The description of the behaviour of nuclei in presence of magnetic field discussed so far holds good only for bare nuclei. The resonance condition for such nuclei is, v = g _N µ_N B₀ / h.  It implies that all the nuclei of a given type (for example, of hydrogen atoms) in a sample should absorb the energy corresponding to the above v value. If this was the case, the NMR spectroscopy would have been of no use to the chemists. In real systems, however, we do not deal with bare nuclei. The nuclei are surrounded by electrons and their presence can modify the field experienced by the nuclei by either shielding or deshielding them. This makes the nuclei to come to resonance at different frequencies. Now let us understand this.

The electrons circulating around the nucleus (proton in case of H atom) in a spherical fashion produce an induced magnetic field (B_ind) which opposes the applied filed (B₀). Therefore, the magnetic field experienced by the proton in a molecule placed in a magnetic field of strength B₀ is always less because of shielding or screening of the nucleus by the surrounding electrons. An effective magnetic field experienced through the nucleus (B_eff) is given by the following equation:

B_eff = B₀  - B_ind

The induced field instead is proportional to the applied field and is given by the following expression:

B_ind = σ B₀                                                                                                                                                        

The proportionality constant, σ, is known as the shielding constant and is a measure of the extent of shielding of the nucleus by the electrons. Substituting the value of B_ind from Eq. 12.10 into Eq. 12.9, we get the following.

B_eff = B₀  - σ B₀                                                                                                                                            

=  B₀ (1 - σ )

Therefore, in presence of the extra nuclear electronic environment, the resonance condition gets modified as given below.

ν = g _N µ _N B₀ (1 - σ ) / h

In molecular systems containing nuclei other than that of hydrogen and π or conjugated electrons, the field produced by the electrons may augment the applied field. That is the effective field at the nucleus may be more than the applied field. The value of σ will be negative in such a case and we say that the nucleus is deshielded.
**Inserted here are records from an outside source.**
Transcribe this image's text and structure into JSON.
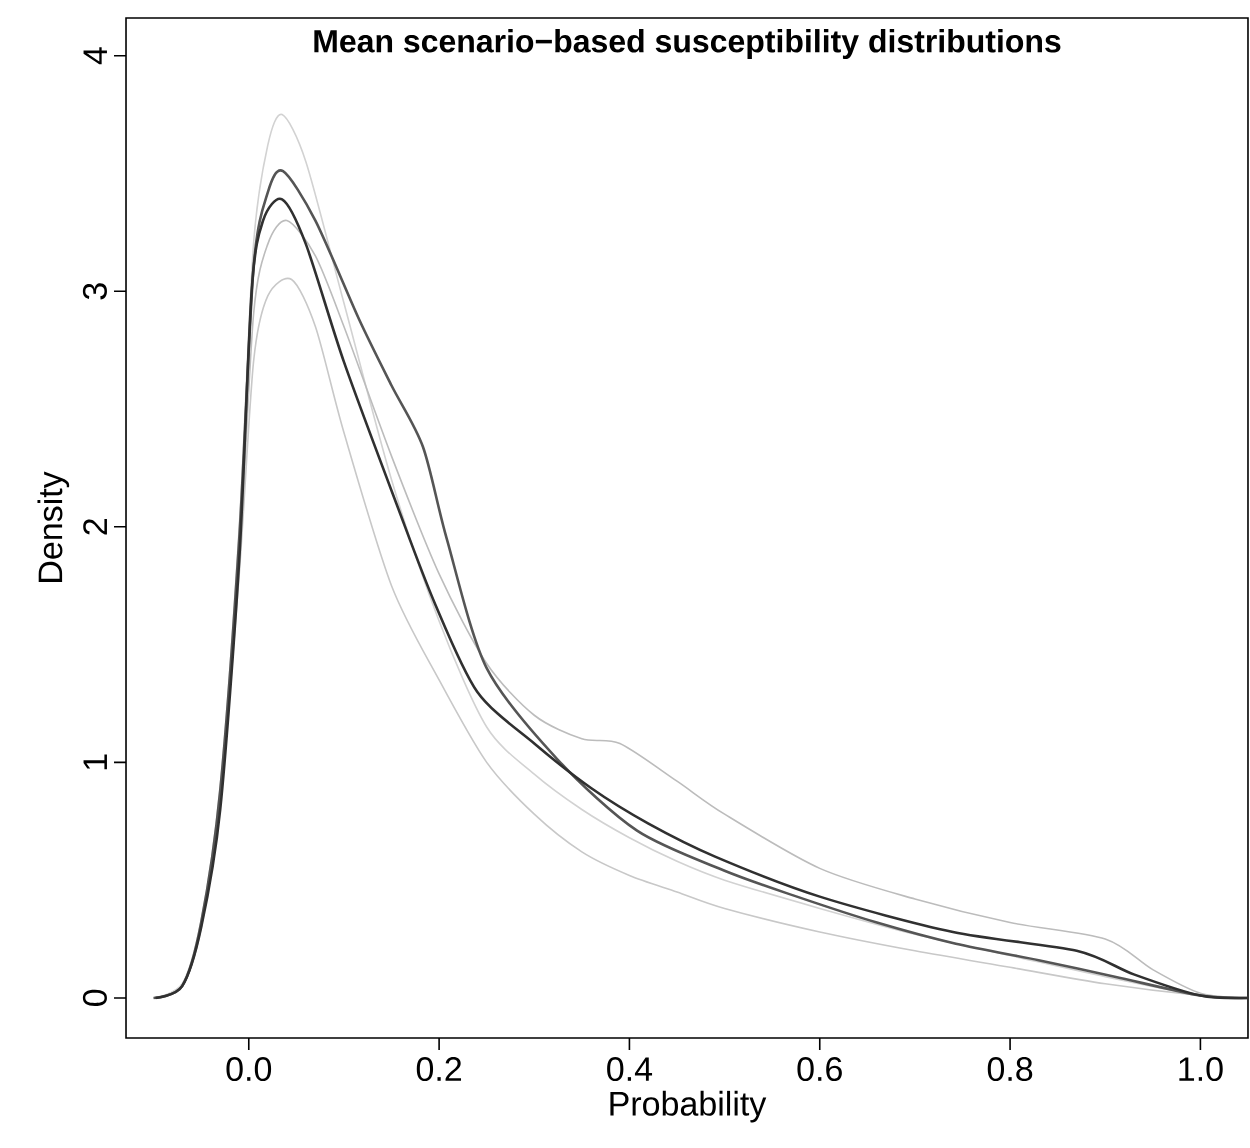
{
  "chart_data": {
    "type": "line",
    "title": "Mean scenario−based susceptibility distributions",
    "xlabel": "Probability",
    "ylabel": "Density",
    "xlim": [
      -0.129,
      1.05
    ],
    "ylim": [
      -0.17,
      4.16
    ],
    "xticks": [
      {
        "value": 0,
        "label": "0.0"
      },
      {
        "value": 0.2,
        "label": "0.2"
      },
      {
        "value": 0.4,
        "label": "0.4"
      },
      {
        "value": 0.6,
        "label": "0.6"
      },
      {
        "value": 0.8,
        "label": "0.8"
      },
      {
        "value": 1,
        "label": "1.0"
      }
    ],
    "yticks": [
      0,
      1,
      2,
      3,
      4
    ],
    "marker": "none",
    "line_style": "solid",
    "series": [
      {
        "color": "#d2d2d2",
        "x": [
          -0.1,
          -0.07,
          -0.05,
          -0.03,
          -0.01,
          0.005,
          0.02,
          0.035,
          0.06,
          0.1,
          0.15,
          0.2,
          0.25,
          0.3,
          0.35,
          0.4,
          0.45,
          0.5,
          0.6,
          0.7,
          0.8,
          0.9,
          1.0,
          1.05
        ],
        "values": [
          0,
          0.06,
          0.33,
          0.9,
          2.0,
          3.2,
          3.62,
          3.75,
          3.55,
          2.95,
          2.2,
          1.6,
          1.15,
          0.95,
          0.8,
          0.68,
          0.58,
          0.5,
          0.38,
          0.27,
          0.18,
          0.09,
          0.01,
          0
        ]
      },
      {
        "color": "#c8c8c8",
        "x": [
          -0.1,
          -0.07,
          -0.05,
          -0.03,
          -0.01,
          0.005,
          0.02,
          0.045,
          0.07,
          0.1,
          0.15,
          0.2,
          0.25,
          0.3,
          0.35,
          0.4,
          0.45,
          0.5,
          0.6,
          0.7,
          0.8,
          0.9,
          1.0,
          1.05
        ],
        "values": [
          0,
          0.05,
          0.3,
          0.85,
          1.8,
          2.7,
          2.98,
          3.05,
          2.85,
          2.4,
          1.75,
          1.35,
          1.0,
          0.78,
          0.62,
          0.52,
          0.45,
          0.38,
          0.28,
          0.2,
          0.13,
          0.06,
          0.01,
          0
        ]
      },
      {
        "color": "#bcbcbc",
        "x": [
          -0.1,
          -0.07,
          -0.05,
          -0.03,
          -0.01,
          0.005,
          0.02,
          0.04,
          0.07,
          0.1,
          0.15,
          0.2,
          0.25,
          0.3,
          0.35,
          0.39,
          0.45,
          0.5,
          0.6,
          0.7,
          0.8,
          0.9,
          0.95,
          1.0,
          1.05
        ],
        "values": [
          0,
          0.05,
          0.3,
          0.85,
          1.85,
          2.9,
          3.2,
          3.3,
          3.15,
          2.85,
          2.3,
          1.8,
          1.42,
          1.2,
          1.1,
          1.08,
          0.92,
          0.78,
          0.55,
          0.42,
          0.32,
          0.25,
          0.12,
          0.02,
          0
        ]
      },
      {
        "color": "#555555",
        "x": [
          -0.1,
          -0.07,
          -0.05,
          -0.03,
          -0.01,
          0.005,
          0.02,
          0.036,
          0.07,
          0.116,
          0.15,
          0.183,
          0.208,
          0.25,
          0.325,
          0.408,
          0.5,
          0.576,
          0.66,
          0.743,
          0.83,
          0.91,
          1.0,
          1.05
        ],
        "values": [
          0,
          0.05,
          0.32,
          0.88,
          1.95,
          3.1,
          3.42,
          3.51,
          3.3,
          2.88,
          2.6,
          2.34,
          1.95,
          1.4,
          1.01,
          0.71,
          0.54,
          0.43,
          0.32,
          0.23,
          0.16,
          0.09,
          0.01,
          0
        ]
      },
      {
        "color": "#303030",
        "x": [
          -0.098,
          -0.07,
          -0.05,
          -0.03,
          -0.01,
          0.003,
          0.015,
          0.035,
          0.06,
          0.1,
          0.155,
          0.195,
          0.24,
          0.3,
          0.36,
          0.42,
          0.49,
          0.6,
          0.74,
          0.87,
          0.93,
          1.0,
          1.05
        ],
        "values": [
          0,
          0.05,
          0.3,
          0.8,
          1.86,
          3.0,
          3.3,
          3.39,
          3.2,
          2.7,
          2.1,
          1.68,
          1.3,
          1.08,
          0.89,
          0.74,
          0.6,
          0.43,
          0.28,
          0.2,
          0.1,
          0.01,
          0
        ]
      }
    ]
  }
}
When shielding occurs, the B_eff is less than B₀, hence B₀ have to be increased to bring a nucleus to resonance. Instead while deshielding occurs, B_eff is more than B₀, requiring the field to be reduced to achieve resonance. Thus, the nucleus comes in resonance at lower field. Therefore, because of the shielding (or deshielding) identical nuclei (e.g., H) which have different chemical environment (in other words, different electron density) resonate at different values of the frequencies or applied field. These values being characteristic of the chemical environment can be used to identify various types of environment in which the proton is present. Since the shift in the position of resonance is due to difference in chemical environment, it is called chemical shift.